O uso de máquinas, eletrônicos, e da internet já é onipresente nas ações mais corriqueiras da rotina da maioria das pessoas. Isso gera um volume massivo de dados, que podem analisados, interpretados e aplicados nos mais diversos âmbitos. A ciência de dados moderna, que surge a partir desse cenário, já causou grandes transformações nos segmentos de varejo, telecomunicações, saúde, transporte e até na área jurídica.
Entretanto, engana-se quem pensa que a ciência de dados é restrita ao setor privado. O uso de dados há tempos vem sendo incorporados pelos órgãos públicos em benefício da sociedade, tendência essa que não demonstra sinal de desaceleração.
A ciência de dados (ou Data Science) passou a ser vista, a partir de tantas transformações, como poderoso ativo estratégico.
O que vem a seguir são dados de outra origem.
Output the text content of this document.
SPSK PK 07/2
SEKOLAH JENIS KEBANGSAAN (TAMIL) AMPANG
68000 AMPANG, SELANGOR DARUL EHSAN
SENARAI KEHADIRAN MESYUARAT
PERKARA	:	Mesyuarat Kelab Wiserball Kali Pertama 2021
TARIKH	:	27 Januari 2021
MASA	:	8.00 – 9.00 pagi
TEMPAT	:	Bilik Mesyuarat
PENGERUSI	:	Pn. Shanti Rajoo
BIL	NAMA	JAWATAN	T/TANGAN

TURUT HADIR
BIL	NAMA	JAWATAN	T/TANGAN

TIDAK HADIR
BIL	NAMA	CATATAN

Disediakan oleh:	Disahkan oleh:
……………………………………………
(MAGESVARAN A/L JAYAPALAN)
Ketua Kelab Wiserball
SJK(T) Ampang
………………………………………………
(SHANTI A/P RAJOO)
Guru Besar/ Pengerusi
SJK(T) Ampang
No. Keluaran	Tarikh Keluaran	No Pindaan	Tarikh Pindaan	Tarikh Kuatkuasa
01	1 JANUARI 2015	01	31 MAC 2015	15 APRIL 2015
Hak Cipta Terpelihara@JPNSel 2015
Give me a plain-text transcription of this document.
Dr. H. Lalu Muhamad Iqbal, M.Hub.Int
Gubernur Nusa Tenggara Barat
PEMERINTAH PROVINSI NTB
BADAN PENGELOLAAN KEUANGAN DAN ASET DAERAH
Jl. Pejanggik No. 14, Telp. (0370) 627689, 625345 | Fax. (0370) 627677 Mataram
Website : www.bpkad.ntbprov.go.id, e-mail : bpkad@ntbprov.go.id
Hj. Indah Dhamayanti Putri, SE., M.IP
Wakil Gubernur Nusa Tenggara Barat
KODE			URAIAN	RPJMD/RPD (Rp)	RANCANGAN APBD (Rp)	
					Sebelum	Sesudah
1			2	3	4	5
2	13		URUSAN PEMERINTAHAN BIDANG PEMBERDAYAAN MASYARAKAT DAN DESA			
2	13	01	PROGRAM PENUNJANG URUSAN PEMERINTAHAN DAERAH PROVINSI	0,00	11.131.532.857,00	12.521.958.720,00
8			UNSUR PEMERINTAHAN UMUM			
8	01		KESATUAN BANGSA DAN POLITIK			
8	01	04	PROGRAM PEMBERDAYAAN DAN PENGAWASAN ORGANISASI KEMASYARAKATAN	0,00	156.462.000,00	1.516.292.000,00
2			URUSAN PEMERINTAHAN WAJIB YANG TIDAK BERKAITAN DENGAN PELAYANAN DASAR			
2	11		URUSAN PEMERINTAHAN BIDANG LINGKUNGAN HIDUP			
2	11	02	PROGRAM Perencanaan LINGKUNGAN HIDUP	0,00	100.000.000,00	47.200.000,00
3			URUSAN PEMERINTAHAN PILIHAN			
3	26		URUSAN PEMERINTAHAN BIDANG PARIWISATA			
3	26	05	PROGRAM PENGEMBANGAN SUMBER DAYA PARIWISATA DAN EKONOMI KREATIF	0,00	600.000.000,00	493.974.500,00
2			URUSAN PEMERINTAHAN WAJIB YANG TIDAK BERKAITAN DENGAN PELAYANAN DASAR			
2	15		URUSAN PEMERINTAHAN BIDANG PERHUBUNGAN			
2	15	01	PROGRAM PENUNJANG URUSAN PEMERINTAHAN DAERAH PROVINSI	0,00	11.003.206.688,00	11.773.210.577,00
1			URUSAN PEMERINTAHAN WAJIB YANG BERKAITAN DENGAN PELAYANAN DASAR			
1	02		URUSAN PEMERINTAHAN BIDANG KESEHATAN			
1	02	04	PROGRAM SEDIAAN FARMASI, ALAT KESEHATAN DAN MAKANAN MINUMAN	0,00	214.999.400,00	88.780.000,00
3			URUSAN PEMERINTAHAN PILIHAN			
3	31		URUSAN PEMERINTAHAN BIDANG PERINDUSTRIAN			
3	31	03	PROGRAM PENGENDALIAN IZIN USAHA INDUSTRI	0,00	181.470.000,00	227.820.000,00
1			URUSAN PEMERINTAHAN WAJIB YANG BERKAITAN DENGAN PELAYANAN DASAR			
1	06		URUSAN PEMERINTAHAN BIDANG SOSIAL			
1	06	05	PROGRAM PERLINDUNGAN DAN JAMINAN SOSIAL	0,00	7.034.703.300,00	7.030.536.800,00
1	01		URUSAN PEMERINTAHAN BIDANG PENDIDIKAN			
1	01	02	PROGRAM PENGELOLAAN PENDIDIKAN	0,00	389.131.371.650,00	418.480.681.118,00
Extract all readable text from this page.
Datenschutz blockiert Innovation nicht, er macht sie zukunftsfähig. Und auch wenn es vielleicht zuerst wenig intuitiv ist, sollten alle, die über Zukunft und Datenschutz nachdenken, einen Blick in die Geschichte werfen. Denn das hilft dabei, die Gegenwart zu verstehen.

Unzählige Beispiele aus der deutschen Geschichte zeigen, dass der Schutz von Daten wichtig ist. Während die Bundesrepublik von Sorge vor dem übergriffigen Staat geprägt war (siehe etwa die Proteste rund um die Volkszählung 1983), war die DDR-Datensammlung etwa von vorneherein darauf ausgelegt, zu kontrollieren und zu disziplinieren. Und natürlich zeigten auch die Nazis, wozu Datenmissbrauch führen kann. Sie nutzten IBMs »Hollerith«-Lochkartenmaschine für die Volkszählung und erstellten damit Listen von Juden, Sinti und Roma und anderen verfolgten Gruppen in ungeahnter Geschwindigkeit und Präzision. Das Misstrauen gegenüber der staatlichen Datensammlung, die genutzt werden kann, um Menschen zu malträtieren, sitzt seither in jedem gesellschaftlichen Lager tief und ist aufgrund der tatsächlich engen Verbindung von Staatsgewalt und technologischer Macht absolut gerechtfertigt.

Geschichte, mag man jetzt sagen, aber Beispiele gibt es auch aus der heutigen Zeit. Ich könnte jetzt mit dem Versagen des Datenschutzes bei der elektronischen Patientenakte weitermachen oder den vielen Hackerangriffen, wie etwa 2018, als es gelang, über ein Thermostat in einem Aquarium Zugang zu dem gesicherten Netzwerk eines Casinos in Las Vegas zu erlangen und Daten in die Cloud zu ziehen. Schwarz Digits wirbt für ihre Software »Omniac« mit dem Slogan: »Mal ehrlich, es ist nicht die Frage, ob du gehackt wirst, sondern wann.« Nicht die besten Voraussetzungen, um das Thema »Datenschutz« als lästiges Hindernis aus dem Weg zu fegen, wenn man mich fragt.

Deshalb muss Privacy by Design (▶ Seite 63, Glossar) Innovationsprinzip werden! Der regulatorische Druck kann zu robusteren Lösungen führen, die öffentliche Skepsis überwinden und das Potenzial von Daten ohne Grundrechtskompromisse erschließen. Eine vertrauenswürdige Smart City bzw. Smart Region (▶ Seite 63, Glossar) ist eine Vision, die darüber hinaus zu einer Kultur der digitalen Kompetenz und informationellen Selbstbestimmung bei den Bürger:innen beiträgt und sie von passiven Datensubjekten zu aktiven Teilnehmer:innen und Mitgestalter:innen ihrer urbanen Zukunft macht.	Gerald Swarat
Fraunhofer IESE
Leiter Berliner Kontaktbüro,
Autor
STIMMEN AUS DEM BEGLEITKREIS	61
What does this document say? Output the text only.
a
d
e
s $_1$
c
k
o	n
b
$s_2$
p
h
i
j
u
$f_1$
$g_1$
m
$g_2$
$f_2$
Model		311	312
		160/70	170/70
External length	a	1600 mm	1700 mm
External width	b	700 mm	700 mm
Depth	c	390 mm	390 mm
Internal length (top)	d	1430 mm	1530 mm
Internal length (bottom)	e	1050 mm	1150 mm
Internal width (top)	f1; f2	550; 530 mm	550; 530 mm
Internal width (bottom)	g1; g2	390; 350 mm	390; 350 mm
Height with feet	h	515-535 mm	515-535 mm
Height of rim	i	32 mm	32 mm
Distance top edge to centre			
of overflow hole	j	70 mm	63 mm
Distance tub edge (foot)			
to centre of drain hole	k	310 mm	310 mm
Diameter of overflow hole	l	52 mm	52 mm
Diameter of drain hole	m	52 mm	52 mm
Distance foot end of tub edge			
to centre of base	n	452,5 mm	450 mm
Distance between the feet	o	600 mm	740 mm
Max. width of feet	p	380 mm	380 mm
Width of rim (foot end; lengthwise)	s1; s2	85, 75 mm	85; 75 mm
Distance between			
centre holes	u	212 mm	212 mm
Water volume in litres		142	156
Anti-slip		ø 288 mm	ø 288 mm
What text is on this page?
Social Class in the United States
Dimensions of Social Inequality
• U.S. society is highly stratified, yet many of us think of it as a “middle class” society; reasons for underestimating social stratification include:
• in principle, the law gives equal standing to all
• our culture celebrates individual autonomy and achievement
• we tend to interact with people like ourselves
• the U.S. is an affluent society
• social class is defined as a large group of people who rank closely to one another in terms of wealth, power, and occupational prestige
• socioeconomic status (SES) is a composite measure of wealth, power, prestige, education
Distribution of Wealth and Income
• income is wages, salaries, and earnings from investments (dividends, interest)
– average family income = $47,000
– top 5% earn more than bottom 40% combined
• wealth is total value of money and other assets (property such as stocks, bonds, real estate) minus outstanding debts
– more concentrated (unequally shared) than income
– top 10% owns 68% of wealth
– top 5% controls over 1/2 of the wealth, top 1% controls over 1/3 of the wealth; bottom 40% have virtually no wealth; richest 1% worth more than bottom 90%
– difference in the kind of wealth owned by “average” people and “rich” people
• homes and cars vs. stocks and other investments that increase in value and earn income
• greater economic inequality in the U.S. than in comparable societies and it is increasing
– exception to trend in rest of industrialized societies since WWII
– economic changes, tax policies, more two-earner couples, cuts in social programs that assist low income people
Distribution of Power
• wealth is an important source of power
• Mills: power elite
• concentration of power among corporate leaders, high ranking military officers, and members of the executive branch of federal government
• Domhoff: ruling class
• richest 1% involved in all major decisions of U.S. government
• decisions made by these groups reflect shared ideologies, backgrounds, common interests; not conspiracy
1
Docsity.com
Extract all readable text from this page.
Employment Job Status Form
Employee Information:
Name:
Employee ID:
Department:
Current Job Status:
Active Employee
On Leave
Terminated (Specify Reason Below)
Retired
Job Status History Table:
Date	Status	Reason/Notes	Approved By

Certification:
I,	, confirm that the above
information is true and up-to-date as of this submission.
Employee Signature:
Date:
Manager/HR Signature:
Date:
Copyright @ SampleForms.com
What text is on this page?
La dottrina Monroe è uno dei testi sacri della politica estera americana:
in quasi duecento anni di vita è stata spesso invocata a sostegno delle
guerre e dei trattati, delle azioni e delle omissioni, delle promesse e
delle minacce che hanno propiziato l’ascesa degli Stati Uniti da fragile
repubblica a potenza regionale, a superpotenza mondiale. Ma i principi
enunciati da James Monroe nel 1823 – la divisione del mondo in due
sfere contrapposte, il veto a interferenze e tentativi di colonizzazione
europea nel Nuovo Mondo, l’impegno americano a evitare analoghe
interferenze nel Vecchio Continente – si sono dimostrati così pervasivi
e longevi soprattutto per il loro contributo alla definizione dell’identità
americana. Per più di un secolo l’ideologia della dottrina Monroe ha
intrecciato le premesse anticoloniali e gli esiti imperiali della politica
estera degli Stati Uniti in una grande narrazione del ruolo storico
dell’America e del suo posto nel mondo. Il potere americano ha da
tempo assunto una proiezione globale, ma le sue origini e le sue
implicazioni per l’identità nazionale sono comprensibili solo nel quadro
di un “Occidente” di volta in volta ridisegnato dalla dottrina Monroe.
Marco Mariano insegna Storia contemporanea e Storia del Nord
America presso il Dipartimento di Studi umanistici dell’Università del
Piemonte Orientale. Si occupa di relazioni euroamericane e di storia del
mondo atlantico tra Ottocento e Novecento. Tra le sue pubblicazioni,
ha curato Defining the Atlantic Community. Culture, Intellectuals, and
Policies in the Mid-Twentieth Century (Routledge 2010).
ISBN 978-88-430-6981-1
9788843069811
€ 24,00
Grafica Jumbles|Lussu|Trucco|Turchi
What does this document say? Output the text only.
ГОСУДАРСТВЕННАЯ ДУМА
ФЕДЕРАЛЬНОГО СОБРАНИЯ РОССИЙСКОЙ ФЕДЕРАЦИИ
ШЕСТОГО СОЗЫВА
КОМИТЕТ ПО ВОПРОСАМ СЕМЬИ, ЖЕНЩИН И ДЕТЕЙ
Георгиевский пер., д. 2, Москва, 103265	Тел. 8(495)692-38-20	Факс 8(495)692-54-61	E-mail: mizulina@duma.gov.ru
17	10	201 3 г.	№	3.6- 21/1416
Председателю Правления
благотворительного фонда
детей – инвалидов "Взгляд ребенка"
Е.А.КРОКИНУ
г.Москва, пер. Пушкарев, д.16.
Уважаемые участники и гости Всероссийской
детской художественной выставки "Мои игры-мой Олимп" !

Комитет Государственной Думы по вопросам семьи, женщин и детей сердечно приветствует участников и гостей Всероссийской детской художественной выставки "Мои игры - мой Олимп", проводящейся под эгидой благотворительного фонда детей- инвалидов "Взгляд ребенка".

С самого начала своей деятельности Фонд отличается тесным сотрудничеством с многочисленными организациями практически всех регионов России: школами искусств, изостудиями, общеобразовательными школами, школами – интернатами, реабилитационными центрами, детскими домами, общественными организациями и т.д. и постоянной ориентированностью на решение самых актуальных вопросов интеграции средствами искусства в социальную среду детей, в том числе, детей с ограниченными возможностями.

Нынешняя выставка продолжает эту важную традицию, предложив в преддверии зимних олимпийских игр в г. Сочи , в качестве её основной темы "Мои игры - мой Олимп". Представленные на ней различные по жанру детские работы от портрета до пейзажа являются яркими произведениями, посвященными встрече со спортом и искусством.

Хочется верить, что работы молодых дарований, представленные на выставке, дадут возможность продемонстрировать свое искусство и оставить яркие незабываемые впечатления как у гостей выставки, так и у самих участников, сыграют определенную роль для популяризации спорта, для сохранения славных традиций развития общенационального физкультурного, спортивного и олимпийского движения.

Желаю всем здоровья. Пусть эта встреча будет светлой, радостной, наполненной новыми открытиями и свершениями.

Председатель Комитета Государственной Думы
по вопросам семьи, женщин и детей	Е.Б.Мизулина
O governo, como detentor de uma massa gigantesca de dados, possui em sua disposição a articulação da ciência de dados como forma de impulsionar políticas públicas e também aprimorar o atendimento do cidadão, fazendo isso de acordo com a legislação e de forma estratégica.
O uso eficiente dos dados à disposição nos Tribunais de Contas é assunto frequente nas entidades do Controle Externo, e configura-se como importante elemento no que diz respeito ao futuro da atuação dos Tribunais de Contas.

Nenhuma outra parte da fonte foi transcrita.